= Eamonn McGirr =

Eamonn Joseph McGirr (7 November 1940 – 14 June 2004) was an Irish born entertainer in New York's Capital District area.

==Biography==
He was born on 7 November 1940, in Derry, Northern Ireland to Deward McGirr and Gretta Kerr. He later emigrated to the United States.

He first came to prominence in 1966 with a group of fellow Belfast school teachers: Gerry Burns, Finbar Carolan, and John Sullivan, known collectively as The Go Lucky Four, who released the song "Up Went Nelson".

From 1967, McGirr taught maths at Farnworth Grammar School in Greater Manchester, England. He continued to sing rebel songs at school concerts and organised school outings to local venues where his group, The Go Lucky Four, performed gigs.

In the U.S., McGirr was known for his relentless fundraising for local charities such as the 'Center For The Disabled' in Albany.

In all, McGirr helped raise over $1,000,000 for the Center For The Disabled and families of victims of the September 11, 2001 attacks at the World Trade Center in New York City.
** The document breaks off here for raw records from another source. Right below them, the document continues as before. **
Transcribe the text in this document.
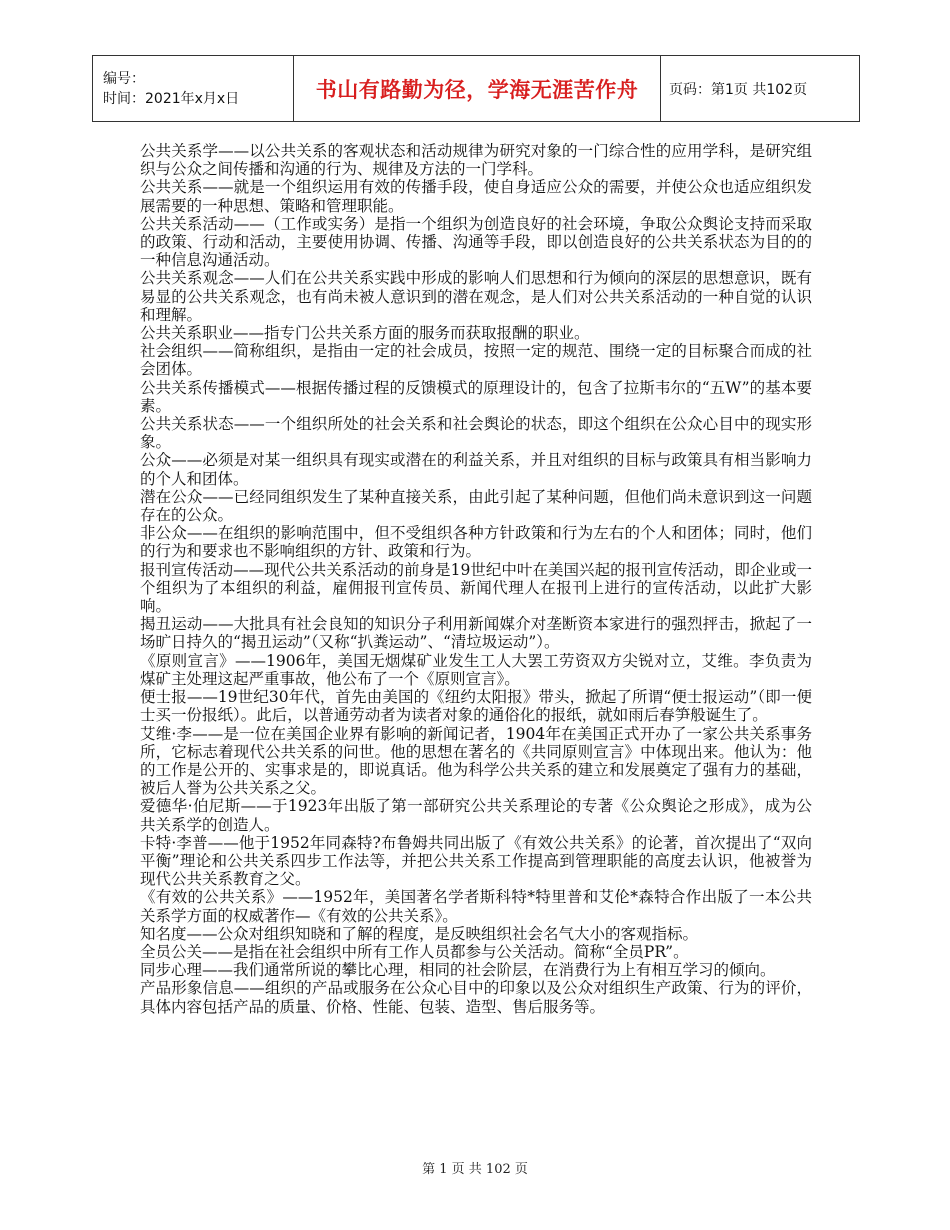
编号：
时间：2021年x月x日	书山有路勤为径，学海无涯苦作舟	页码：第1页 共102页

公共关系学——以公共关系的客观状态和活动规律为研究对象的一门综合性的应用学科，是研究组织与公众之间传播和沟通的行为、规律及方法的一门学科。

公共关系——就是一个组织运用有效的传播手段，使自身适应公众的需要，并使公众也适应组织发展需要的一种思想、策略和管理职能。

公共关系活动——（工作或实务）是指一个组织为创造良好的社会环境，争取公众舆论支持而采取的政策、行动和活动，主要使用协调、传播、沟通等手段，即以创造良好的公共关系状态为目的的一种信息沟通活动。

公共关系观念——人们在公共关系实践中形成的影响人们思想和行为倾向的深层的思想意识，既有易显的公共关系观念，也有尚未被人意识到的潜在观念，是人们对公共关系活动的一种自觉的认识和理解。

公共关系职业——指专门公共关系方面的服务而获取报酬的职业。

社会组织——简称组织，是指由一定的社会成员，按照一定的规范、围绕一定的目标聚合而成的社会团体。

公共关系传播模式——根据传播过程的反馈模式的原理设计的，包含了拉斯韦尔的“五W”的基本要素。

公共关系状态——一个组织所处的社会关系和社会舆论的状态，即这个组织在公众心目中的现实形象。

公众——必须是对某一组织具有现实或潜在的利益关系，并且对组织的目标与政策具有相当影响力的个人和团体。

潜在公众——已经同组织发生了某种直接关系，由此引起了某种问题，但他们尚未意识到这一问题存在的公众。

非公众——在组织的影响范围中，但不受组织各种方针政策和行为左右的个人和团体；同时，他们的行为和要求也不影响组织的方针、政策和行为。

报刊宣传活动——现代公共关系活动的前身是19世纪中叶在美国兴起的报刊宣传活动，即企业或一个组织为了本组织的利益，雇佣报刊宣传员、新闻代理人在报刊上进行的宣传活动，以此扩大影响。

揭丑运动——大批具有社会良知的知识分子利用新闻媒介对垄断资本家进行的强烈抨击，掀起了一场旷日持久的“揭丑运动”（又称“扒粪运动”、“清垃圾运动”）。

《原则宣言》——1906年，美国无烟煤矿业发生工人大罢工劳资双方尖锐对立，艾维。李负责为煤矿主处理这起严重事故，他公布了一个《原则宣言》。

便士报——19世纪30年代，首先由美国的《纽约太阳报》带头，掀起了所谓“便士报运动”（即一便士买一份报纸）。此后，以普通劳动者为读者对象的通俗化的报纸，就如雨后春笋般诞生了。

艾维·李——是一位在美国企业界有影响的新闻记者，1904年在美国正式开办了一家公共关系事务所，它标志着现代公共关系的问世。他的思想在著名的《共同原则宣言》中体现出来。他认为：他的工作是公开的、实事求是的，即说真话。他为科学公共关系的建立和发展奠定了强有力的基础，被后人誉为公共关系之父。

爱德华·伯尼斯——于1923年出版了第一部研究公共关系理论的专著《公众舆论之形成》，成为公共关系学的创造人。

卡特·李普——他于1952年同森特?布鲁姆共同出版了《有效公共关系》的论著，首次提出了“双向平衡”理论和公共关系四步工作法等，并把公共关系工作提高到管理职能的高度去认识，他被誉为现代公共关系教育之父。

《有效的公共关系》——1952年，美国著名学者斯科特*特里普和艾伦*森特合作出版了一本公共关系学方面的权威著作—《有效的公共关系》。

知名度——公众对组织知晓和了解的程度，是反映组织社会名气大小的客观指标。

全员公关——是指在社会组织中所有工作人员都参与公关活动。简称“全员PR”。

同步心理——我们通常所说的攀比心理，相同的社会阶层，在消费行为上有相互学习的倾向。

产品形象信息——组织的产品或服务在公众心目中的印象以及公众对组织生产政策、行为的评价，具体内容包括产品的质量、价格、性能、包装、造型、售后服务等。

第 1 页 共 102 页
He even recorded a song called "The Bravest" (written by Tom Paxton) in tribute to all of the NYC firefighters who lost their lives during the collapse of the WTC buildings.

Most notably, McGirr set a Guinness World Record for endurance singing in 1996 in an effort to raise awareness and money for cerebral palsy, a condition his daughter Mareena was diagnosed with.

McGirr owned a pub, Eamonn's, just outside Albany, New York, which was a favourite spot for local Irish-Americans, especially for its weekly open Irish music sessions. It was severely damaged in a fire on 20 June 2005.

McGirr was paralysed after a serious fall in his pub in November 1996. He died on 14 June 2004 in Albany, New York. He was survived by his daughter Mareena and his wife Mary.